Bremen Vier
- Bremen; Germany;
- Frequencies: FM: 101.2 MHz (Bremen), 100.8 MHz (Bremerhaven); DAB+: 6D;

Programming
- Language: German
- Format: Hot adult contemporary

Ownership
- Owner: Radio Bremen
- Sister stations: Bremen Eins , Bremen Zwei , Bremen Next

History
- First air date: 1 December 1986

Links
- Webcast: Listen Live
- Website: bremenvier.de

= Bremen Vier =

Bremen Vier (English: Bremen Four) is a radio station from Radio Bremen for the city of Bremen and Bremerhaven in the Free Hanseatic City of Bremen. It broadcasts a hot adult contemporary format dominated by pop music and has been operating since 1 December 1986. It is targeted at an audience aged 14 to 49.

As of 2023, Bremen Vier has more than 200,000 daily listeners.

== History ==

Historic logo until 2001

The first broadcast by Bremen Vier was on 1 December 1986 at 9:05 AM. The first song was "Pop Muzik" by M, and the first host was Jürgen Büsselberg.

In December 2007 the company moved to a new radio station. The last track played was again "Pop Muzik", and the last host was Axel P. Sommerfeld.

Hansawelle programming was broadcast in the mornings before 9 AM until April 1989, when the station's first morning show, Slip, began.

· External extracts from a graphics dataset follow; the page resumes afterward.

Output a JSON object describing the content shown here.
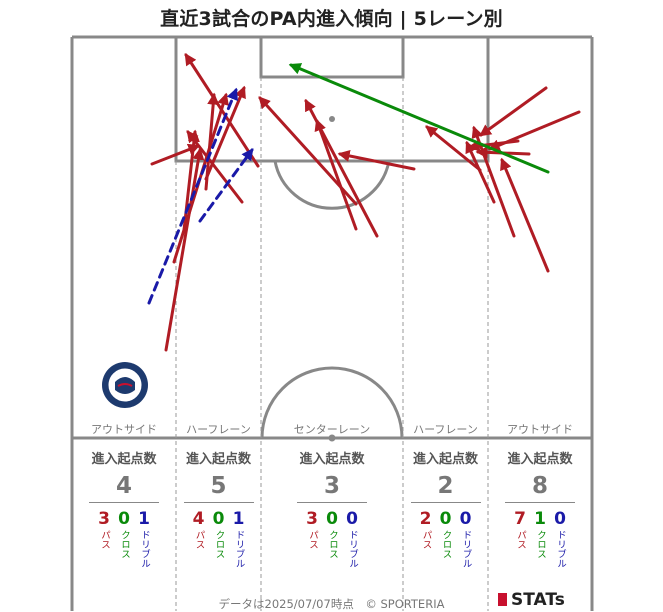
{
  "title": "直近3試合のPA内進入傾向 | 5レーン別",
  "footer": "データは2025/07/07時点　© SPORTERIA",
  "logo_text": "STATs",
  "badge_text": "KAGOSHIMA UNITED F.C.",
  "colors": {
    "pass": "#b01c24",
    "cross": "#0a8a0a",
    "dribble": "#1a1aa8",
    "pitch_line": "#888888"
  },
  "legend_labels": {
    "start_count": "進入起点数",
    "pass": "パス",
    "cross": "クロス",
    "dribble": "ドリブル"
  },
  "lanes": [
    {
      "name": "アウトサイド",
      "total": "4",
      "pass": "3",
      "cross": "0",
      "dribble": "1"
    },
    {
      "name": "ハーフレーン",
      "total": "5",
      "pass": "4",
      "cross": "0",
      "dribble": "1"
    },
    {
      "name": "センターレーン",
      "total": "3",
      "pass": "3",
      "cross": "0",
      "dribble": "0"
    },
    {
      "name": "ハーフレーン",
      "total": "2",
      "pass": "2",
      "cross": "0",
      "dribble": "0"
    },
    {
      "name": "アウトサイド",
      "total": "8",
      "pass": "7",
      "cross": "1",
      "dribble": "0"
    }
  ],
  "chart_data": {
    "type": "arrow_map",
    "title": "直近3試合のPA内進入傾向 | 5レーン別",
    "categories": [
      "アウトサイド",
      "ハーフレーン",
      "センターレーン",
      "ハーフレーン",
      "アウトサイド"
    ],
    "series": [
      {
        "name": "パス",
        "values": [
          3,
          4,
          3,
          2,
          7
        ]
      },
      {
        "name": "クロス",
        "values": [
          0,
          0,
          0,
          0,
          1
        ]
      },
      {
        "name": "ドリブル",
        "values": [
          1,
          1,
          0,
          0,
          0
        ]
      }
    ]
  }
}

From 1999 until 2008 the morning show was Der Dicke und der Dünne (The Fat and the Lean), hosted alternately by Krause and Marcus Rudolph. A new morning show began in January 2009, with Roland Kanwicher and Olaf Rathje, alternating with Jens-Uwe Krause and Tina Padberg.

== Programming ==
Bremen Vier broadcasts from 5 AM to 1 AM. Overnight, the station airs ARD's Popnacht (Pop Night), which is produced by SWR3.

== Hosts ==

- Ansgar Guse
- Arnd Zeigler
- Axel P(atrick) Sommerfeld
- Christina Loock
- Christine Heuck
- Hendrik Plass
- Ike Pauli
- Jan Böhmermann
- Jens-Uwe Krause
- Julia Bamberg
- Keno Bergholz
- Malin Kompa
- Malte Döbert
- Malte Janssen
- Malte Völz
- Olaf Rathje
- Olli Schulz
- Peter Spalek
- Roland Kanwicher
- Teja Adams
- Tina Padberg

== Reception ==
The station can be heard via FM broadcasting in Bremen on 101.2 MHz at 100 kW; in Bremerhaven on 100.8 MHz at 25 kW, and in both cities via DAB+ (6D). A live stream is available on Bremenvier.de.